Quels sont les horaires d'ouverture et le prix d'entrée de Na Nova ?
Les horaires d'ouverture et le prix d'entrée actuel de Na Nova ne sont pas répertoriés. Comme les règles d'accès peuvent changer en raison de travaux archéologiques, de mesures de protection ou de la situation des parcelles voisines, il vaut mieux vérifier les conditions juste avant ta visite. Il ne faut pas se fier aux horaires ou aux tarifs indiqués dans des informations touristiques plus anciennes. Quelle que soit la possibilité d'accès, n'oublie pas : Na Nova est un bien culturel protégé. Il est interdit de grimper sur les murs, de déplacer les pierres qui ne tiennent pas bien et d'emporter des fragments de poterie.
Comment aller de l'aéroport de Palma au talaiot de Na Nova ?
Depuis l'aéroport de Palma, l'itinéraire indiqué passe par la Ma-19 jusqu'à Cala Llombards. Il y a 52 km de route jusqu'au village, et le trajet dure environ 50 minutes. Ces indications s'arrêtent expressément à Cala Llombards, et non à un parking répertorié juste devant le talaiot.

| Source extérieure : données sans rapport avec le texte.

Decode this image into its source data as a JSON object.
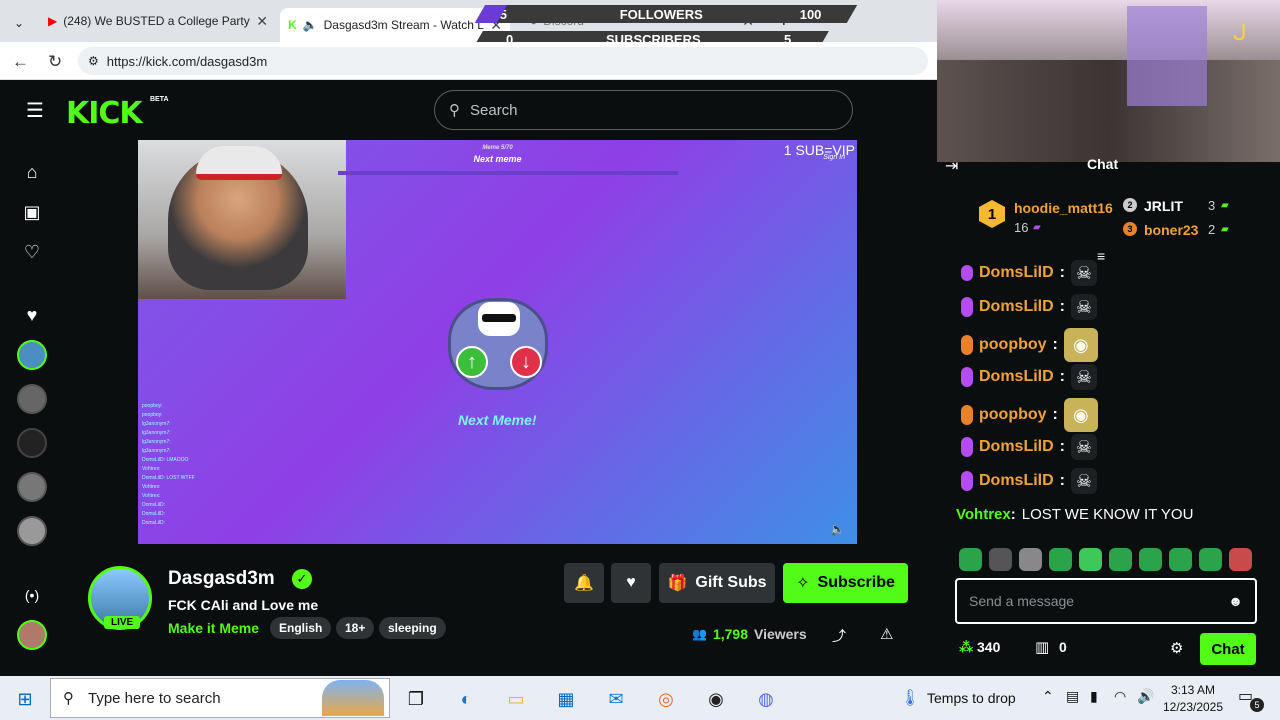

Pour la dernière partie du trajet, il faut donc utiliser le point de repère archéologique « Na Nova » ou « talaiot de na Nova ». Le site se trouve dans le paysage de parcelles plates près de Cala Llombards.
Comment s'y rendre depuis Palma, et est-ce qu'on peut prendre le bus ?
Depuis le centre de Palma, l'itinéraire passe par la Ma-19 pour rejoindre Cala Llombards. La distance jusqu'au village est de 58 km par la route ; le trajet dure environ 59 minutes. Pour Cala Llombards, l'arrêt de bus « Cala Llombards (57047) » est également répertorié. Mais elle ne se trouve pas forcément juste à l'entrée du site archéologique. Si tu viens en bus, pense donc à vérifier les horaires actuels et la distance qu'il te reste à parcourir jusqu'au point de repère « Na Nova ». Et l'itinéraire en voiture indiqué ne garantit pas non plus qu'il y ait une place de parking juste à côté du monument.
Combien de temps faut-il prévoir pour la visite ?
Il n'y a pas de durée de visite officielle pour Na Nova. Le site archéologique est assez compact, avec environ 1 293 mètres carrés, donc pas besoin de faire un long circuit dans un site immense. Le temps qu'il faut dépend surtout de ton niveau d'attention : On peut faire le tour du talaiot en un clin d’œil, mais les cinq couches de pierres conservées, les blocs dans les murs d’enceinte, la zone d’habitation et le tas de pierres à l’ouest méritent qu’on y jette un coup d’œil plus attentif. Na Nova est donc parfait aussi bien pour une petite pause rapide que pour une exploration archéologique plus approfondie.
Est-ce que le talaiot de na Nova est un endroit où on peut aller avec des enfants ?
Na Nova permet aux enfants de découvrir de manière très concrète les techniques de construction préhistoriques, à condition qu’ils soient accompagnés par des adultes. L’enceinte massive se prête à des questions d’observation précises : où commence la courbe, pourquoi le mur est-il si épais, et combien de rangées de pierres complètes peut-on distinguer ? En même temps, le site n’est pas un endroit où l’on peut grimper. Il ne faut pas grimper à l’intérieur de l’enceinte, qui est comblée, ni sur les murs. Les pierres et les poteries qui traînent doivent rester là où elles ont été trouvées, car même les morceaux les plus insignifiants font partie du contexte archéologique protégé.
Qu'est-ce qu'on peut faire d'autre dans les environs ?
Na Nova se combine particulièrement bien avec Cala Llombards. La crique de sable qui s'y trouve est bordée de falaises ; sur ses flancs, on trouve de petits hangars à bateaux. Le contraste avec le site archéologique de l'âge du fer est saisissant : sur la côte, la mer et les rochers ; à l'intérieur des terres, d'imposants murs en pierres sèches et des traces d'habitats. Es Llombards et Santanyí s’intègrent aussi parfaitement dans un circuit à travers le sud. Plus loin le long de la côte, on trouve également Caló des Moro et d’autres criques, mais il vaut mieux prévoir leur accès et leur visite séparément.